MacNeil: My Brexit Times with Truss, Badenoch and Fox

Where did Brexit originate? Some might say the seeds were planted after 2008 “Crash” when Labour and then, after the 2010 election, the Tories in the shape of their Chancellor, George Osborne, grabbed austerity with the glee of a maniac on a moral mission to make life tough for people – on that he succeeded.
Some would say it was rooted in English exceptionalism, who with the hangover of empire, could not contemplate partners and who weirdly saw England/Island of Britain outside Europe.

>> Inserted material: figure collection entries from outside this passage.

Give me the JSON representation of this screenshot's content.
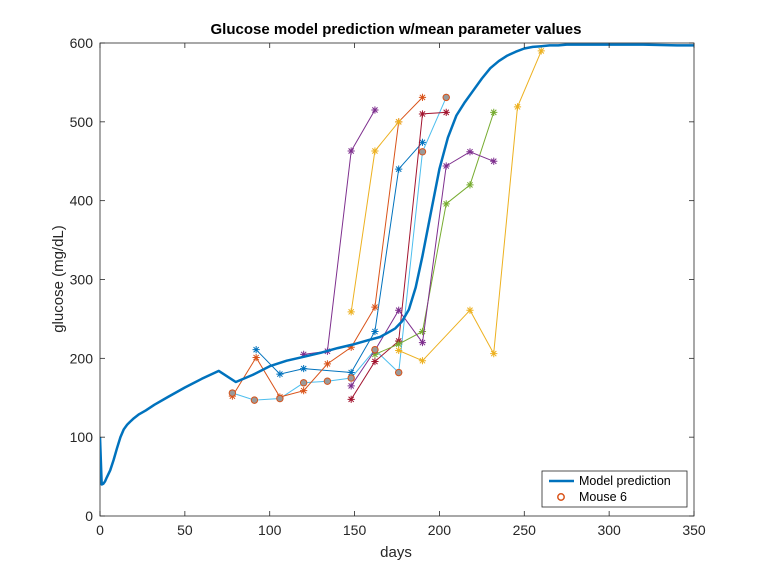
{
  "chart_data": {
    "type": "line",
    "title": "Glucose model prediction w/mean parameter values",
    "xlabel": "days",
    "ylabel": "glucose (mg/dL)",
    "xlim": [
      0,
      350
    ],
    "ylim": [
      0,
      600
    ],
    "xticks": [
      0,
      50,
      100,
      150,
      200,
      250,
      300,
      350
    ],
    "yticks": [
      0,
      100,
      200,
      300,
      400,
      500,
      600
    ],
    "grid": false,
    "legend_position": "bottom-right",
    "legend": [
      {
        "label": "Model prediction",
        "style": "line",
        "color": "#0072BD"
      },
      {
        "label": "Mouse 6",
        "style": "circle",
        "color": "#D95319"
      }
    ],
    "model": {
      "color": "#0072BD",
      "x": [
        0,
        1,
        2,
        3,
        4,
        6,
        8,
        10,
        12,
        14,
        16,
        18,
        20,
        23,
        27,
        32,
        40,
        50,
        60,
        70,
        80,
        90,
        100,
        110,
        120,
        130,
        140,
        150,
        158,
        165,
        170,
        174,
        178,
        182,
        186,
        190,
        195,
        200,
        205,
        210,
        215,
        220,
        225,
        230,
        235,
        240,
        245,
        250,
        255,
        260,
        265,
        270,
        275,
        280,
        290,
        300,
        320,
        340,
        350
      ],
      "y": [
        100,
        40,
        41,
        44,
        49,
        58,
        71,
        86,
        100,
        110,
        116,
        120,
        124,
        129,
        134,
        141,
        151,
        163,
        174,
        184,
        170,
        179,
        190,
        197,
        202,
        207,
        213,
        218,
        223,
        227,
        233,
        238,
        247,
        262,
        290,
        330,
        385,
        440,
        480,
        508,
        525,
        540,
        555,
        568,
        577,
        584,
        589,
        593,
        595,
        596,
        597,
        597,
        598,
        598,
        598,
        598,
        598,
        597,
        597
      ]
    },
    "series": [
      {
        "color": "#4DBEEE",
        "x": [
          78,
          91,
          106,
          120,
          134,
          148,
          162,
          176,
          190,
          204
        ],
        "y": [
          156,
          147,
          149,
          169,
          171,
          175,
          211,
          182,
          462,
          531
        ]
      },
      {
        "color": "#0072BD",
        "x": [
          92,
          106,
          120,
          148,
          162,
          176,
          190
        ],
        "y": [
          211,
          180,
          187,
          182,
          234,
          440,
          474
        ]
      },
      {
        "color": "#D95319",
        "x": [
          78,
          92,
          106,
          120,
          134,
          148,
          162,
          176,
          190
        ],
        "y": [
          152,
          201,
          151,
          159,
          193,
          214,
          265,
          500,
          531
        ]
      },
      {
        "color": "#EDB120",
        "x": [
          148,
          162,
          176
        ],
        "y": [
          259,
          463,
          500
        ]
      },
      {
        "color": "#7E2F8E",
        "x": [
          120,
          134,
          148,
          162
        ],
        "y": [
          205,
          209,
          463,
          515
        ]
      },
      {
        "color": "#A2142F",
        "x": [
          148,
          162,
          176,
          190,
          204
        ],
        "y": [
          148,
          196,
          222,
          510,
          512
        ]
      },
      {
        "color": "#77AC30",
        "x": [
          162,
          176,
          190,
          204,
          218,
          232
        ],
        "y": [
          205,
          218,
          234,
          396,
          420,
          512
        ]
      },
      {
        "color": "#7E2F8E",
        "x": [
          148,
          162,
          176,
          190,
          204,
          218,
          232
        ],
        "y": [
          165,
          210,
          261,
          220,
          444,
          462,
          450
        ]
      },
      {
        "color": "#EDB120",
        "x": [
          176,
          190,
          218,
          232,
          246,
          260
        ],
        "y": [
          210,
          197,
          261,
          206,
          519,
          590
        ]
      }
    ],
    "mouse6_markers": {
      "color": "#D95319",
      "x": [
        78,
        91,
        106,
        120,
        134,
        148,
        162,
        176,
        190,
        204
      ],
      "y": [
        156,
        147,
        149,
        169,
        171,
        175,
        211,
        182,
        462,
        531
      ]
    }
  }
}
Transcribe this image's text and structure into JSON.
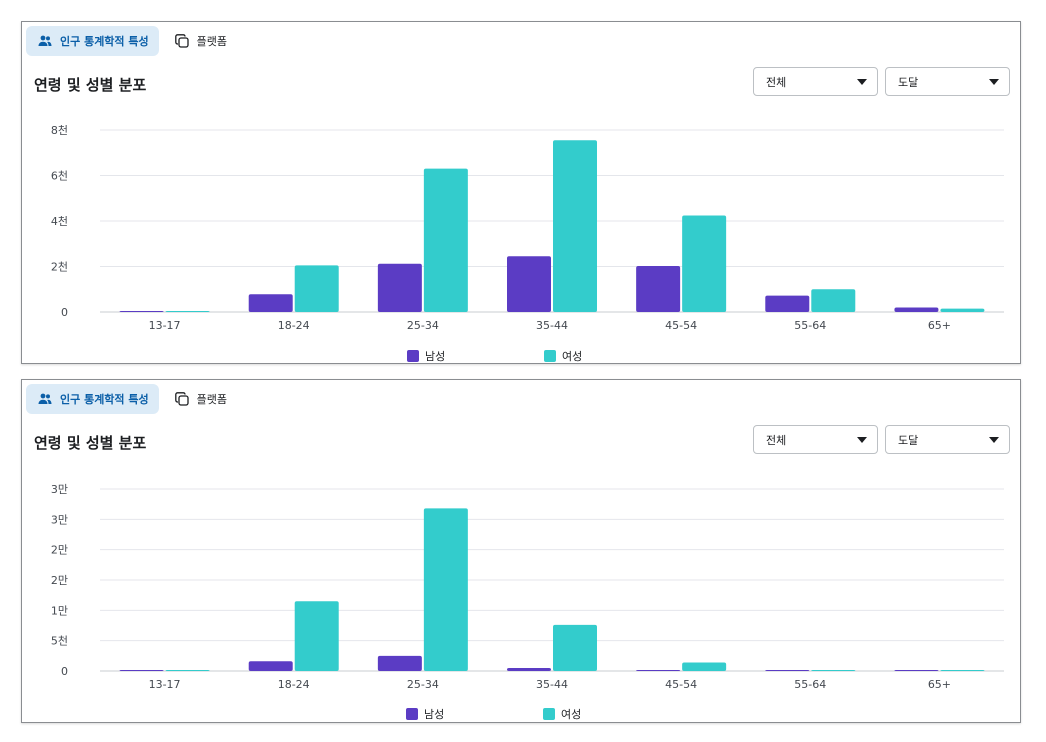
{
  "colors": {
    "male": "#5b3cc4",
    "female": "#33cccc",
    "grid": "#e4e6eb",
    "active_tab_bg": "#dcebf7"
  },
  "panels": [
    {
      "tabs": [
        {
          "label": "인구 통계학적 특성",
          "icon": "people-icon",
          "active": true
        },
        {
          "label": "플랫폼",
          "icon": "copy-icon",
          "active": false
        }
      ],
      "title": "연령 및 성별 분포",
      "dropdowns": [
        {
          "value": "전체"
        },
        {
          "value": "도달"
        }
      ],
      "legend": [
        "남성",
        "여성"
      ]
    },
    {
      "tabs": [
        {
          "label": "인구 통계학적 특성",
          "icon": "people-icon",
          "active": true
        },
        {
          "label": "플랫폼",
          "icon": "copy-icon",
          "active": false
        }
      ],
      "title": "연령 및 성별 분포",
      "dropdowns": [
        {
          "value": "전체"
        },
        {
          "value": "도달"
        }
      ],
      "legend": [
        "남성",
        "여성"
      ]
    }
  ],
  "chart_data": [
    {
      "type": "bar",
      "categories": [
        "13-17",
        "18-24",
        "25-34",
        "35-44",
        "45-54",
        "55-64",
        "65+"
      ],
      "series": [
        {
          "name": "남성",
          "values": [
            30,
            780,
            2120,
            2450,
            2020,
            720,
            200
          ]
        },
        {
          "name": "여성",
          "values": [
            30,
            2050,
            6300,
            7550,
            4240,
            1000,
            150
          ]
        }
      ],
      "yticks": [
        0,
        2000,
        4000,
        6000,
        8000
      ],
      "ytick_labels": [
        "0",
        "2천",
        "4천",
        "6천",
        "8천"
      ],
      "ylim": [
        0,
        8000
      ],
      "grid": true,
      "legend": "bottom"
    },
    {
      "type": "bar",
      "categories": [
        "13-17",
        "18-24",
        "25-34",
        "35-44",
        "45-54",
        "55-64",
        "65+"
      ],
      "series": [
        {
          "name": "남성",
          "values": [
            100,
            1600,
            2500,
            500,
            100,
            100,
            100
          ]
        },
        {
          "name": "여성",
          "values": [
            100,
            11500,
            26800,
            7600,
            1400,
            100,
            100
          ]
        }
      ],
      "yticks": [
        0,
        5000,
        10000,
        15000,
        20000,
        25000,
        30000
      ],
      "ytick_labels": [
        "0",
        "5천",
        "1만",
        "2만",
        "2만",
        "3만",
        "3만"
      ],
      "ylim": [
        0,
        30000
      ],
      "grid": true,
      "legend": "bottom"
    }
  ]
}
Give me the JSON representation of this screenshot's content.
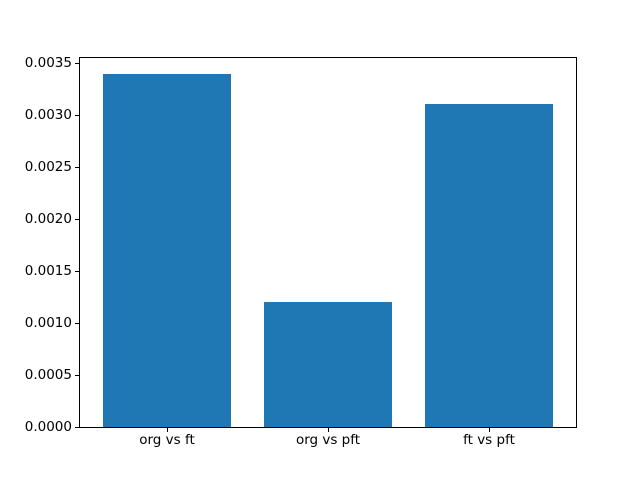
{
  "figure": {
    "background": "#ffffff",
    "axis_color": "#000000",
    "tick_label_color": "#000000"
  },
  "chart_data": {
    "type": "bar",
    "title": "",
    "xlabel": "",
    "ylabel": "",
    "categories": [
      "org vs ft",
      "org vs pft",
      "ft vs pft"
    ],
    "values": [
      0.0034,
      0.0012,
      0.00311
    ],
    "bar_color": "#1f77b4",
    "bar_width": 0.8,
    "xlim": [
      -0.54,
      2.54
    ],
    "ylim": [
      0,
      0.003552
    ],
    "ytick_values": [
      0.0,
      0.0005,
      0.001,
      0.0015,
      0.002,
      0.0025,
      0.003,
      0.0035
    ],
    "ytick_labels": [
      "0.0000",
      "0.0005",
      "0.0010",
      "0.0015",
      "0.0020",
      "0.0025",
      "0.0030",
      "0.0035"
    ],
    "grid": false,
    "legend": "none"
  }
}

The austerity and cuts combined gave rise to stagnant or falling living standards. That dissatisfaction was fertile ground for snake oil arguments and £350 million on the side of a bus.
Brexit certainly affected my time in Westminster. I was the only ever Commons Chair of the International Trade Committee, set up by the House of Commons, to scrutinise the Department of International Trade set up by Theresa May.
Setting up such a department was a sign that things were getting tricky for the UK. An associated error was May’s abolishing the Department of Energy, so that Government would not seem bloated. At the time Alex Salmond quipped some words to the effect, “They are always taking their eye off energy and abolishing the Department, only to realise how important it is in a few years’ time – It will be back in a decade or so”
He was right, of course, losing up to 5% of GDP, which is what Brexit costs, was to be masked by making Free Trade Agreements (FTAs), which Boris always referred to as “Trade Deals”. Funny thing about FTAs is that they were nowhere near as free, as being in the EU Single Market, which was the freest and easiest of trade that there was.
When I crossed swords with then Trade Secretary, Liz Truss, who frequently told us about the unique trade fortunes to be earned selling cheese in Free Trade Agreements, across the world, it was that 5 % loss of GDP statistic that made her cross. The point was that FTA’s if achieved with every country in the world would only yield about 0.8% of GDP. Brexit was a long way for a non-existent short cut
Brexit pleased Liam Fox he told us that it regained UK sovereignty, while failing to admit or recognise that signing a Free Trade Agreement would then cede parts of that very minor sovereignty. Or indeed that the people who now had most power over UK trade were the bogeyman of the Brexiteers – the EU bureaucrats. Fact is the UK can now no longer export to the EU without satisfying a bureaucrat with paper. Indeed, that UK cannot trade with anyone without bureaucracy of FTAs or tariffs.
Badenoch tried to ignore reality and proclaimed she wasn’t interested in dry statistics. The statistic she maybe should have put on a bus, is that Brexit costs £44billion a year in lost tax revenue for the UK – that is what 5% GDP loss means in money to spend for society.
So, the austerity and cuts were the likely midwives of Brexit. Now Brexit itself has become the midwife to a new range of cuts. Rachel Reeves takes pensioners winter fuel money rather than tackle the real problem Brexit. As a result, Labour MPs, newly elected in Scotland, have voted to take more money away from their constituencies than Brexit removed in structural funds to plug the big gaps in Westminster tax take. They don’t tackle the obvious sore thumb - Brexit.
Where will this spiral of despair go, given the truth and best governance has not been followed from 2008 it is likely that it will get worse still. Scotland will have twice the child poverty of our Nordic neighbours. Not to worry though, John Swinney is hoping that those high Scottish figures will be the lowest in the UK in 5 years’ time. Yes, Scotland in the UK in 5 years’ time is the implication from the SNP leader.
It is usually at this point that every moron’s moronic argument enters stage left, in the shape of – “If leaving the EU was bad then leaving the UK will be worse.” Of course, being moronic, it fails to note that leaving a trade block is not the same as moving political decision making to different locations in the that trade block. Unlike the UK, the EU didn’t need to be a centralised state, its members are all at the UN not so with the UK. The concrete example the moronic ignore, are the Celt brethren in Ireland.
Where is Brexit going – that is hard to project, one thing is certain the electorate in the UK is volatile. For years now, that electorate that doesn’t live in Scotland, has been taking Scotland in a direction that is not of Scotland’s choosing. That could be stopped. However, those currently entrusted with the power at Holyrood from the people to do something about it, choose not to. Having targets to be in the UK in 5 years’ time, makes the SNP unworthy of the predictable support of the pro independence voter.
The pro-independence voter has yet to decide if loyalty to a party or independence is more important. A better Scotland needs independence, not 5 more years of UK from the SNP leadership.